Example 5. 50 kg of aliphatic fat alcohols (a mixture of saturated alcohols obtained by hydrogenation of fatty acid fatty acid methyl esters), chain length distribution in the medium of 5% Ci4, 30% Cjg and 657o Cig, these alcohols have a hydroxyl number of 215 and a molecular weight of 260 , is subjected to aminolysis, as in irimer 4, in a gas circulation unit. Rene nickel (B 114 from Degussa) was used as a catalyst in the amount of 1 kg, based on pure nickel. Filling the reactor with alcohol, catalyst and ammonia and heating to 200 ° C is carried out similarly to that of Example 4. The temperature is set at 90 ° C in the packed column and the pipeline to the refrigerator. Speed

gas circulation 13. After 2 hours of conducting the process at 200 ° C, 4.6 liters of ammonia water are separated. By this time, the hydrogen content in the circulating gas is increased from 25 to 70% by supplying hydrogen and ammonia in a volume ratio of 5: 2, and at the same time the temperature of the reaction mass drops to 180 ° C. After 30 minutes, the amount of released water is 4.95 L, the aminolysis is completed. Then, when the gas is circulated in an H2-NHs atmosphere, the reaction mass is cooled to 160 ° C and then washed with nitrogen. At 100 ° C, the catalyst is filtered off. The yield is 46.8 kg. Oil (200 g), entrained with the separation of yush, water, is not returned to the process. The conversion to the amine is almost complete (99 7o). The content of residual alcohols CO, 5%, which is below the limit of determination. The composition of the product,%: primary amp 3.9, secondary amine 89.8, tertiary amine 5.3, non-amino compounds 1. The yield (46.8 kg) can be increased by leaching catalyst residues with isopropyl alcohol followed by distillation to 800 g These measures are carried out only for a single load.

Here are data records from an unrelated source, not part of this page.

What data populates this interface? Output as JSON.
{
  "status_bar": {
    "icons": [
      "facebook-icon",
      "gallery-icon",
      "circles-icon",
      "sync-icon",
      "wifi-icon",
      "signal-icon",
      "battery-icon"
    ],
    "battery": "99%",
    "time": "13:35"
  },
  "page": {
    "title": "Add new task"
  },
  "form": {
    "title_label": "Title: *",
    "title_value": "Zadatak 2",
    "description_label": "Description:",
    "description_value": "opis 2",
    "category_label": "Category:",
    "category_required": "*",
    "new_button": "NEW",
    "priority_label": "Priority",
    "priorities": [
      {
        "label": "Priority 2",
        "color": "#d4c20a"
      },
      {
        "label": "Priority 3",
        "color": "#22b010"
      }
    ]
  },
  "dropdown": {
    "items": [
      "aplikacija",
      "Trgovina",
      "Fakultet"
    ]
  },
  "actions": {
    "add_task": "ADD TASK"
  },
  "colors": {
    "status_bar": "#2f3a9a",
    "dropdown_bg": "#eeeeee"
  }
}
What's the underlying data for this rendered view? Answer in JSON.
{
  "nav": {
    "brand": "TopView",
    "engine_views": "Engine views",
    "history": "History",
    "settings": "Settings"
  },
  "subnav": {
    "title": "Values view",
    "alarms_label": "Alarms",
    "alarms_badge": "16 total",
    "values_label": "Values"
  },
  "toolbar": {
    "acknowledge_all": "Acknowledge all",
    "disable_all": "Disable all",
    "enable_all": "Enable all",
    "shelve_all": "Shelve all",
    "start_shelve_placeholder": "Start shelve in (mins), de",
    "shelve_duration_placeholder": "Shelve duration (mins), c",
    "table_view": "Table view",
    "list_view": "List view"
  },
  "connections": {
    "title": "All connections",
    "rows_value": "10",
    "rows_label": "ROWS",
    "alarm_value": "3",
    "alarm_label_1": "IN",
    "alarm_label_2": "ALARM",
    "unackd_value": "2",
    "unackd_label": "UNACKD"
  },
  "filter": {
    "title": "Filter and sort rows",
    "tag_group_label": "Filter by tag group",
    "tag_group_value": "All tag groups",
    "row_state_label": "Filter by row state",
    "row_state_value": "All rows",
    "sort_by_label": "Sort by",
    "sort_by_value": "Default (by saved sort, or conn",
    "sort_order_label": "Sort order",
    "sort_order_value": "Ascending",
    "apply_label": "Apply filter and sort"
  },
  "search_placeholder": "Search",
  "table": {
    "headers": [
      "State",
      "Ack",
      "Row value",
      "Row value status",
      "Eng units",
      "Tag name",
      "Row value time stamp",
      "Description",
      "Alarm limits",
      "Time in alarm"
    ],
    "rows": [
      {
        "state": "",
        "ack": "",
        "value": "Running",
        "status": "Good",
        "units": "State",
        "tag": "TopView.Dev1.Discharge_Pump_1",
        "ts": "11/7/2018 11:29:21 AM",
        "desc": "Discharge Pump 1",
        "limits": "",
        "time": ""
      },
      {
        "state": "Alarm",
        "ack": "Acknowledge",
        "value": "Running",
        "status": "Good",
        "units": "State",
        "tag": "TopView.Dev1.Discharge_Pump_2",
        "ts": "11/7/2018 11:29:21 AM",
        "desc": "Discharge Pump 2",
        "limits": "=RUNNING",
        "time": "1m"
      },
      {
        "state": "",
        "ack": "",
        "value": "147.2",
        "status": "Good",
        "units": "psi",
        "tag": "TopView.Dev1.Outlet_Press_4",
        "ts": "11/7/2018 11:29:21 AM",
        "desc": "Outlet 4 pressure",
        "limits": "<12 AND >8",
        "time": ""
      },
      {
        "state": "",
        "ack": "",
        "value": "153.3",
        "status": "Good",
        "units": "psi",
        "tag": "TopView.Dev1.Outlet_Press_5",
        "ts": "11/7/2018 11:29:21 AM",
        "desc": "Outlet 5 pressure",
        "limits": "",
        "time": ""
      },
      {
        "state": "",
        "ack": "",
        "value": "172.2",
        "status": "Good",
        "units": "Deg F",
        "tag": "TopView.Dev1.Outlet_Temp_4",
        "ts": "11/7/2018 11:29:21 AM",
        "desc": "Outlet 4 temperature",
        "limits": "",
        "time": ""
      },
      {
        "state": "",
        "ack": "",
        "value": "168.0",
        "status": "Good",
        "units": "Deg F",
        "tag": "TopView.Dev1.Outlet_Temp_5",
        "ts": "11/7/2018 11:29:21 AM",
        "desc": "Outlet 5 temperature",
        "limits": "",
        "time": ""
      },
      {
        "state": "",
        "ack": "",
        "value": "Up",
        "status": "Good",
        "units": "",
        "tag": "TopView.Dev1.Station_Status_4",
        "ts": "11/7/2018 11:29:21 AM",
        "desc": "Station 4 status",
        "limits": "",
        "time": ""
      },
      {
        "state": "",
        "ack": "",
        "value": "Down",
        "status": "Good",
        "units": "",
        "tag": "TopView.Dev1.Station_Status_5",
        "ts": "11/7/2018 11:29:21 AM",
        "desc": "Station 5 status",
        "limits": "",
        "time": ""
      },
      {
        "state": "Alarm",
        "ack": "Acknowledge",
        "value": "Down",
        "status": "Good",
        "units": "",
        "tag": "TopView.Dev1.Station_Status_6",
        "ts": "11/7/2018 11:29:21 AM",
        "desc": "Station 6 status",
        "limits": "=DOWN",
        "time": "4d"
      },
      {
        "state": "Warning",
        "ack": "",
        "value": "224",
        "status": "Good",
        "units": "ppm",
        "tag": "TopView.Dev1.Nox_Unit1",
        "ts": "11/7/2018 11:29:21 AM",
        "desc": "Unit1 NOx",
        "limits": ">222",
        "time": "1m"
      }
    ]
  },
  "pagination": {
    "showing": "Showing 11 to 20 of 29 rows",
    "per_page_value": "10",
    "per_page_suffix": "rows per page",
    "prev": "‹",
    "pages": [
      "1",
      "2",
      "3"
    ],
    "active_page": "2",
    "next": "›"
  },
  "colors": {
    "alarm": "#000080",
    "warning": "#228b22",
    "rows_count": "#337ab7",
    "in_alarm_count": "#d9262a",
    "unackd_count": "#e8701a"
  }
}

Typically 10-20% of fresh catalyst is added to the catalyst and applied again. After the system has reached a content of 5-6% of the total amount of catalyst, based on the alcohol taken, this level is maintained for further experiments by removing the appropriate amount of spent catalyst and adding fresh.

550975

Claims (5)

1. A method of producing secondary aliphatic amines with alkyl radicals containing 7-24 carbon atoms from the corresponding primary alcohols and ammonia at elevated pressure and temperature in the presence of hydrogen and hydrogenation-dehydrogenation catalysts, in order to simplify the process and increase the yield Target product, the process is carried out at a pressure of 0.5-6 atm, maintaining a minimum gas velocity of 50 l / h / kg to 1200 l / h / kg of alcohol. 2. The method according to and. 1, that is, nj, and with that, that the process is carried out at a pressure of 0.9-1.5 ATA and at a gas supply rate of 150-300 l / h / kg alcohol. 3. The method according to claim 1, wherein that the process is carried out with an ammonia to hydrogen ratio of 80: 20-20: 80. Sources of information attributed to the examination 1. US patent DSO 2078922, cl. 260-585, 05/05/37. 2. US patent number 3222734, cl. 260-585, 03.08.60. 3. US patent number 3022349, 260-585, cl. 08.08.62 4. US Patent No. 3080424, 260-585, CL 05.03.63. 5. US Patent No. 2636902, 260-585, Cl 28.04.53 prototype.